Photographer to the shelter pets
September 7, 2013 3 Comments
Note: A version of the story originally appeared in the Branford Eagle (branfordeagle.org).
What do CEOs and shelter pets have in common?
Sally Andersen-Bruce knows the answer because she’s worked with both. Bruce is the shelter pet and stamp photographer whose portraits of aforementioned shelter pets have graced the US mail since 2002.
Andersen-Bruce discussed her experiences at an event sponsored by the Branford (Conn.) Compassion Club and the Dan Cosgrove Animal Shelter. Attendees talked about their pets while sipping wine and dining on hors d’oeurvres to the piano jazz of Lori Fogler-Nicholson, and viewing the animal portraits in the rotunda.
The stars of the evening were the dogs and cats awaiting adoption. Mary Mellows, president of BCC, and Laura Burban,
director of the Cosgrove Animal, know all their names and recited their stories. At present there are 90 animals awaiting adoption at Cosgrove and 60 cats at BCC’s Rescue and Adoption Center, as well as 30 cats in foster care.
Andersen-Bruce said her foray into pet photography began was when a black limousine with New York plates pulled up to her studio in New Milford, Conn., and two Airedale terriers (both rescues) jumped out, sans humans. She photographed them and afterwards they were picked up and taken to their vacations digs.
She had been commissioned by the US Postal Service for two other stamps prior to the Spay/Neuter design in 2002.
Initially she photographed shelter puppies and kittens playing together, but the design didn’t work; because of the small size of the stamps they just looked like dots on the grass, she said. Andersen-Bruce then decided that portraits would work better and puppies and kittens from two different shelters were used.
The success of the spay/neuter stamp led the to her commission for the wildly successful Animal Rescue/Adopt-a-Shelter Pet stamp, which featured cats and dogs that had all been adopted into loving forever homes.
Andersen-Bruce explained that a different look to the stamps was requested, a white background, so the people holding the dogs and cats wore while lab coats (backwards!) and pillow cases over their heads. “Training me was more difficult than training the pets,” she says.
Some of her subjects went on to become famous. Teddy, a wire-haired Jack Russell Terrier, became the official ambassador for shelter pet adoption, and Willow, the gray kitty, appeared on the television show, Cats 101. Her most difficult subject was Frankie, who is black and tan with a white triangle on his face; many of her photos show him as a blurr.
Andersen-Bruce has her own rescue dogs. She’s had Irish Setters, including Dulcinea, a veteran of the show ring. She said they caused quite a stir when she and her husband were living in Korea where people there were used to small dogs.
To minimize stress during the photos shoots, she set up the lighting ahead of the shoot by using a toy similar to the animal she was photographing. She added that her studio also provided a calm atmosphere for the shoot.

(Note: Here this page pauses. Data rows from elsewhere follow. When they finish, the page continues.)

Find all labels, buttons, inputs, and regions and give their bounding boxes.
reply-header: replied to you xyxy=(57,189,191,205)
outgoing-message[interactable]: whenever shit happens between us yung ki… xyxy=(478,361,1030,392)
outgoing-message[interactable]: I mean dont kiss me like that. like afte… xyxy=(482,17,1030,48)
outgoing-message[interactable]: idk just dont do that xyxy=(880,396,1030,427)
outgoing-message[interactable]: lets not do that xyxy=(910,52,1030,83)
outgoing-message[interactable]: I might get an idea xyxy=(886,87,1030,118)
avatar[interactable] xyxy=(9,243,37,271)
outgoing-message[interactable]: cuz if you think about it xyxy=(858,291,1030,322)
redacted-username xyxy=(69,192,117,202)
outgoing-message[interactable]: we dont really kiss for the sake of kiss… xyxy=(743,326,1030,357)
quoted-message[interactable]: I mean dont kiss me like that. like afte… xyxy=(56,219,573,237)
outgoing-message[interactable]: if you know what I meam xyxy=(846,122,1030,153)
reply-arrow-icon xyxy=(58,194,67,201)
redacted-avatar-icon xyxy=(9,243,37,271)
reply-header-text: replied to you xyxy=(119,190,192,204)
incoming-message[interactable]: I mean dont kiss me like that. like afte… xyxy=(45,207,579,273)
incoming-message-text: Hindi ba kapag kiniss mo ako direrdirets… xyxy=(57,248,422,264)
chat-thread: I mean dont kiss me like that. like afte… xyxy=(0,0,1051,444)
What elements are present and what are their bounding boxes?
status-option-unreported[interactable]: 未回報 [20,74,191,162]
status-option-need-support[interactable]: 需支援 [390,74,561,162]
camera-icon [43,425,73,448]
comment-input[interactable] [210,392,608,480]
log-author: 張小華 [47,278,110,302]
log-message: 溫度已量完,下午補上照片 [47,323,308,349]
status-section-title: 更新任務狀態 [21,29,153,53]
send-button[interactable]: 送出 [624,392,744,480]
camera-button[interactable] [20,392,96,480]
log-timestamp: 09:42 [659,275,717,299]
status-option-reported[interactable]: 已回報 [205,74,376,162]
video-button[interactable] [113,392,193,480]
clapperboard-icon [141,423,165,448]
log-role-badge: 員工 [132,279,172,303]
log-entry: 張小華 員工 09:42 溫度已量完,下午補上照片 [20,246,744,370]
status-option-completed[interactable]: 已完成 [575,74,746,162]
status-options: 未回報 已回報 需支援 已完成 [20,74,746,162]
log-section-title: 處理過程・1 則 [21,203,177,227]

She says she puts a lot of research into her subject matter, which is not part of the commission she receives for her work.
Andersen-Bruce explained that commemorative stamps such as the animal rescue stamp are categorized under social awareness and normally have a run of 65 million. The subject matter is a person, place or thing. (Definitive stamps are the smaller, everyday stamps issued by the post office – the flags, Purple Heart, Liberty Bell.) However, the demand was so high that 300 million were printed initially, and there was a second printing of 100 million.
Marilyn Kennedy, BCC volunteer, said earlier in the evening that she was disappointed because “the postmaster general promised that they’d bring the stamp back.”
Andersen Bruce said the stamp earned $165 million for the US Postal Service. Unlike the breast cancer awareness stamp, none of the proceeds from sale of the stamps was designated for animal rescue. “That takes an act of Congress,” she said. Regardless, she’s grateful for the awareness raised by the stamps.
The US Postal Service receives 50,000 requests for commemorative stamps each year, which are finalized by the 14-member Citizens’ Stamp Advisory Committee.
In terms of future projects, she is compiling two books with portraits and stories about shelter pets, one on dogs and the other on cats.
Andersen-Bruce says she feels a strong connection to animals. “There’s a spirit. I keep coming back.”